Lithium und Onyxia sahen zu, wie Mysteria ihre Hand ausstreckte. Das Mädchen öffnete die Augen, doch sie waren anders. Es war, als würde jemand in vollkommener Dunkelheit, die Scheinwerfer eines Autos anmachen. Mysterias neonblaue Augen leuchteten, wie zwei starke Taschenlampen und ihre Pupille war, wie ausradiert. "Gruselig, findest du nicht auch?", flüsterte Lithium. Onyxia schauderte. "Wenn man bedenkt, dass wir auch mal so ausgesehen haben mussten... Ja, ganz deiner Meinung", flüsterte sie zurück. In der Zwischenzeit hob Mysteria die Hand und ein goldener, glühender Ball hatte sich in der Mulde ihrer Handflächen eingenistet.

Licht.

"Hat sie tatsächlich einen Sonnenstrahl eingefangen?", schnappte Onyxia nach Luft. Lithium gab keine Antwort, sondern beobachtete nur, wie das Mädchen mit der anderen Hand nach etwas griff.
Ein schwarzer, glitzernder Schleim klebte an ihrer Hand.

Dunkelheit.

Mysteria schloss beide Hände, als hätte sie ein Glühwürmchen eingefangen. "Sie fusioniert Licht und Dunkelheit. Sie sieht es als ein einziges Element", flüsterte Lithium.

Der Nebel kletterte, wie eine Ranke an ihrem Körper hoch, an ihren Beinen, an ihrem Bauch, bis hin zu ihren Armen und verweilte an ihren Handgelenken. Es sah aus, als hätte sie zwei Armreifen angezogen.

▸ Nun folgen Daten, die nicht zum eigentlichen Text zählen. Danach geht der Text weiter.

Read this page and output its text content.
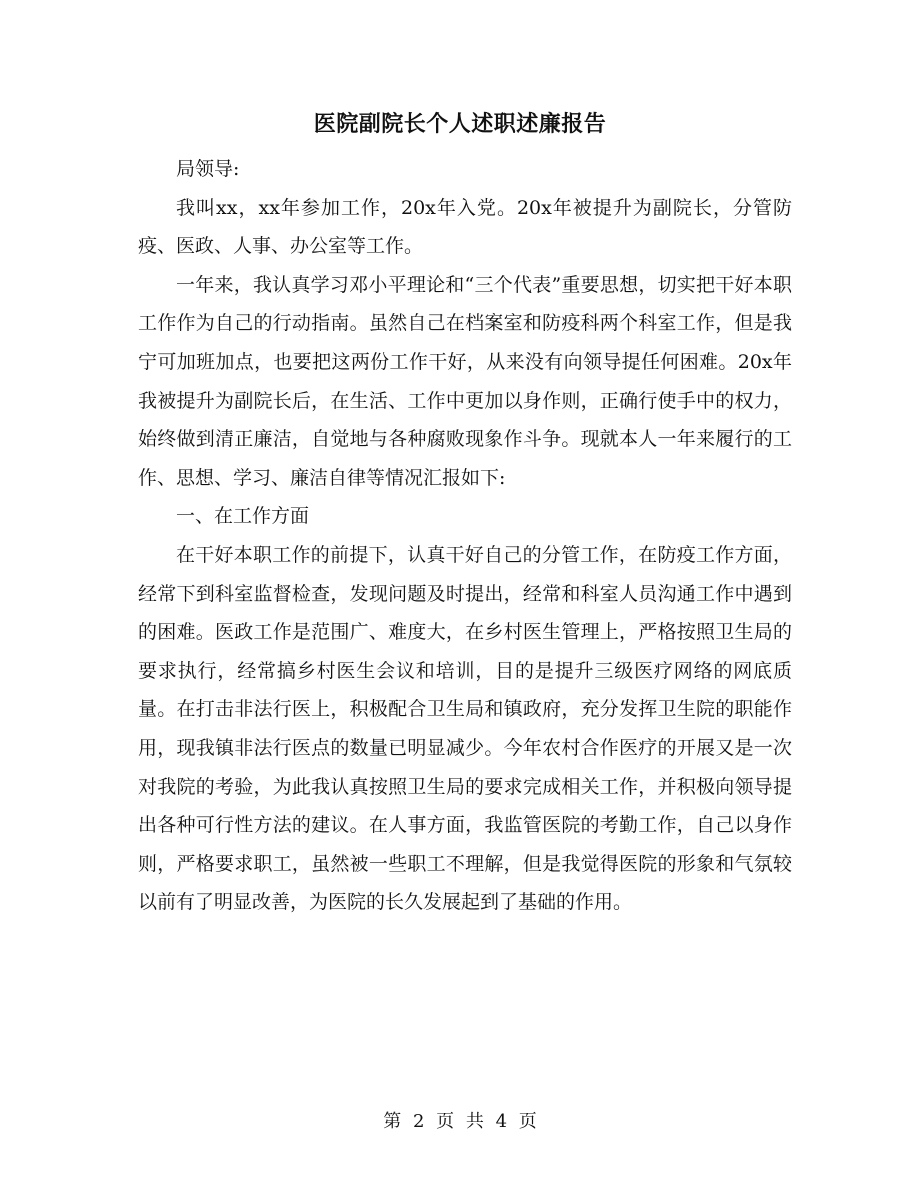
医院副院长个人述职述廉报告

局领导:

我叫xx，xx年参加工作，20x年入党。20x年被提升为副院长，分管防疫、医政、人事、办公室等工作。

一年来，我认真学习邓小平理论和“三个代表”重要思想，切实把干好本职工作作为自己的行动指南。虽然自己在档案室和防疫科两个科室工作，但是我宁可加班加点，也要把这两份工作干好，从来没有向领导提任何困难。20x年我被提升为副院长后，在生活、工作中更加以身作则，正确行使手中的权力，始终做到清正廉洁，自觉地与各种腐败现象作斗争。现就本人一年来履行的工作、思想、学习、廉洁自律等情况汇报如下:

一、在工作方面

在干好本职工作的前提下，认真干好自己的分管工作，在防疫工作方面，经常下到科室监督检查，发现问题及时提出，经常和科室人员沟通工作中遇到的困难。医政工作是范围广、难度大，在乡村医生管理上，严格按照卫生局的要求执行，经常搞乡村医生会议和培训，目的是提升三级医疗网络的网底质量。在打击非法行医上，积极配合卫生局和镇政府，充分发挥卫生院的职能作用，现我镇非法行医点的数量已明显减少。今年农村合作医疗的开展又是一次对我院的考验，为此我认真按照卫生局的要求完成相关工作，并积极向领导提出各种可行性方法的建议。在人事方面，我监管医院的考勤工作，自己以身作则，严格要求职工，虽然被一些职工不理解，但是我觉得医院的形象和气氛较以前有了明显改善，为医院的长久发展起到了基础的作用。

第 2 页 共 4 页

Wasser, das zweite Element.

Wie hypnotisiert trat Mysteria mit langsamen Schritten auf die Kerze zu und hielt ihre Hände an die zuckende Flamme. Sofort wurde die Flamme grösser und bildete einen Ring ihm ihre Hände.

Mit dem vierten Element, Feuer, lief Mysteria weiter.

Lithium und Onyxia folgten ihr und sahen, dass sie sich auf einen niedrigen Ast einer Weide setzte.

"Was macht sie da?", flüsterte Lithium. Onyxia zuckte ratlos mit den Schultern. "Vielleicht kommt jetzt das letzte Element dazu: Der Geist. Also meditieren wird das bestimmt nicht."
Lithium rollte mit den Augen. "Na, immerhin besser als, wie eine betrunkene Fledermaus senkrecht von einem Baum zu hängen! Zumindest hat Nonna es immer so ausgedrückt", grinste sie.
Onyxia knuffte sie leicht. "Nonna sagte auch, dass du wie ein behinderter Affe gesungen hast!" Daraufhin verfärbte sich Lithiums Gesicht knallrot. "Lass das! Schauen wir lieber, was sie macht!" Gespannt warteten die Zwillinge, was passieren würde.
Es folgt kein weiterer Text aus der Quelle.